My first experience with email was in 1987 whilst working for a major UK bank. I was part of a team implementing an ‘office automation’ suite of products called All-in-1, developed by the Digital Equipment Corporation (DEC). It included what they called electronic messaging and was accessed on a dumb terminal, connected to a network of DEC VAX minicomputers. It was very rudimentary, although at the time it was a real revelation! This was a closed system for a select group of people within a single organisation – not very good for wider communication, and being proprietary, you had to have a similar system to communicate. The major upside was that it was incredibly secure. Users knew how to send a secure email, and could work away safely in the knowledge that their messages would not be intercepted, that their identities were not being compromised and that there was no outside malefactor about to launch an attack. In fact, cyber-crime was not really a thing in the 80s!
Fast forward to today, and the landscape is very different. Email is no longer for the select few – it’s for everyone. Email has become the default method of written communication for almost everyone at work or at home. Recently, we’ve seen the trend of chat based, instant messaging apps that sit alongside traditional methods of communication.
This explosion of electronic messaging has presented a fantastic opportunity to the cybercrime community. You’re probably familiar with the terminology of cybercrime – for example, hacking, email phishing, spear phishing, ransom attacks, denial of service and so on. But did you know that 91% of successful data breaches start with spear phishing? That’s to say that criminals don’t always rely on the sending of one type of phishing email to thousands of people, but target a small number of people in specific organisations. They do their background work of discovering who talks to who on a regular basis – for example, the finance departments of suppliers and customers. This way, they can identify the names of the key people and craft a specific message – for example, to an invoice clerk or to notify them of a change of bank account details. The source email address would be incorrect, but only with a slight change, in a way that wouldn’t be noticed. To the clerk, it looks like a legitimate request and they unwittingly send thousands of pounds to the scammer. In fact, if the hackers are able to access the company’s email systems, they could even send a message from someone’s actual email address.

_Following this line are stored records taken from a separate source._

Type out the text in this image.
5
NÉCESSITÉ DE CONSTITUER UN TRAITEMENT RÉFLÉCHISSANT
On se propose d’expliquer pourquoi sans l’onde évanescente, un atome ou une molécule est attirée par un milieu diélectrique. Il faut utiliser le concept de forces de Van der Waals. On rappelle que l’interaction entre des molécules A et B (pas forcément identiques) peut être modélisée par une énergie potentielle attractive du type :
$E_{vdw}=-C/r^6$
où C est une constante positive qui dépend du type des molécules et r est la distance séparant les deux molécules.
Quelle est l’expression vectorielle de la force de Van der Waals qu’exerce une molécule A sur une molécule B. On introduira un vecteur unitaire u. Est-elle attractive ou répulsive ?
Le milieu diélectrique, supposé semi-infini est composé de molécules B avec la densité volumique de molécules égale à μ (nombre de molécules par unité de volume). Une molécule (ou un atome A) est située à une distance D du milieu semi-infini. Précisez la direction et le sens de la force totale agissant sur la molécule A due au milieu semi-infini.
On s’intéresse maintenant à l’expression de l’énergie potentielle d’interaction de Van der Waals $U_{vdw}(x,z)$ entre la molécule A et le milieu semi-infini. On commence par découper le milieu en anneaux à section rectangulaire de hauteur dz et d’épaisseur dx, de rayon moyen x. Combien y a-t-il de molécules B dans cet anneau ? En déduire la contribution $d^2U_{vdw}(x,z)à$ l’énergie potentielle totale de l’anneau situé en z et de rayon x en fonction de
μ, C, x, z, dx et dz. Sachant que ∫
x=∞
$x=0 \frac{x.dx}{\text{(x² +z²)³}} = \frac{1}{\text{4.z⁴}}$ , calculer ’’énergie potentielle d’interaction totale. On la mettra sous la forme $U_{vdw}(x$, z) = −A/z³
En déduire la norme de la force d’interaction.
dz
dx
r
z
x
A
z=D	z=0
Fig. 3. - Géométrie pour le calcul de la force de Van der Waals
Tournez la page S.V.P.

Most phishing emails can be caught and filtered using software such as Microsoft’s Advanced Threat Protection, or The Email Laundry. However, messages such as the example above wouldn’t necessarily be picked up. They look normal and don’t arouse any suspicions. So, you can see how people can easily fall for these attacks.
What we need is for people to learn to identify a good email from a suspicious email. The suspicious emails are getting very convincing. For example, I frequently get one from what appears to be Sony asking me to update my password. Although it looks like it has come from Sony, I know that they would never send a message like this, so I don’t click on the link. Unfortunately, many people do! This is the key point about end users being the last line of defence. All the sophisticated systems, while necessary, will not block all the malicious attacks.

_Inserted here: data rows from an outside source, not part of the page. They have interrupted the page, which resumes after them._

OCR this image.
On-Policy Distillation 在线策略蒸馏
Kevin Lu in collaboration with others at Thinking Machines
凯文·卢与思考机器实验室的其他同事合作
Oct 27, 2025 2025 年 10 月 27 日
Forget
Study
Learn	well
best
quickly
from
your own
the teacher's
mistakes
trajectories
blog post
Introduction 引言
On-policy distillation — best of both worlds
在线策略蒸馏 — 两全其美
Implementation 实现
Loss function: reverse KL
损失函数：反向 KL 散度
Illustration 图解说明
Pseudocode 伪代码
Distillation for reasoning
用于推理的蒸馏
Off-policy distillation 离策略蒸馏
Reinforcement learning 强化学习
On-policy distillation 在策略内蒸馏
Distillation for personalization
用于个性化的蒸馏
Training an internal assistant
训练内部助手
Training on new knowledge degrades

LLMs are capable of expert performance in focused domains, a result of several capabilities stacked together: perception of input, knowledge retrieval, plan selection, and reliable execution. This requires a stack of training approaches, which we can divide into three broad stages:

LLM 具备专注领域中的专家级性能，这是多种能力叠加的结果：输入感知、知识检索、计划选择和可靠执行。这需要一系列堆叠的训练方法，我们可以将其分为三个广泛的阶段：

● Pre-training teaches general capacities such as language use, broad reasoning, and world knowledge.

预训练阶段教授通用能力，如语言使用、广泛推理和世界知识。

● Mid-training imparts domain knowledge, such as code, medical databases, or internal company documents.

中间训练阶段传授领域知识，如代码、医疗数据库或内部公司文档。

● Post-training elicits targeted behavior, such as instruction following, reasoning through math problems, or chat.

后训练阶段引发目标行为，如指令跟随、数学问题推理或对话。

So, what’s the answer? More information? Education? What’s the best way to prevent clicking on or replying to a bad email?
Whilst the sharing of information is always a good idea, it’s not the only answer. People are bombarded with information on a daily basis, with only a small proportion of this actually being absorbed. What information doesn’t do is change behaviour. What we need is for people, by default, to make smarter decisions. Training is needed to achieve this – for example, on how to send a secure email – but having everyone in the office for a one-off session will not be effective either. Behavioural change tends to happen when there is an ongoing program of easily digestible and relevant training. You could draw the comparison of going to the gym once and expecting an instant result. Regular and frequent exercise will build strength and ‘motor memory’ and change your lifestyle, and it’s the same with how our brains assimilate information.
The second method of reinforcing behaviour is regular testing. Testing that is random, unannounced and looks like a phishing email. This is an extremely effective way to measure a company’s ‘Phish Prone Percentage’.
Our partner Knowbe4, who produce this training and testing software, did a major report that showed 37.9% of users in SMEs failed the phishing tests and clicked on the links in the emails. Following a series of training and awareness over 12 months, they showed an 87% improvement in results! Clear evidence of the methodology and content used. Since hackers are always devising new ways to access data and people in more innovative ways, it’s essential that training and testing is a constant program.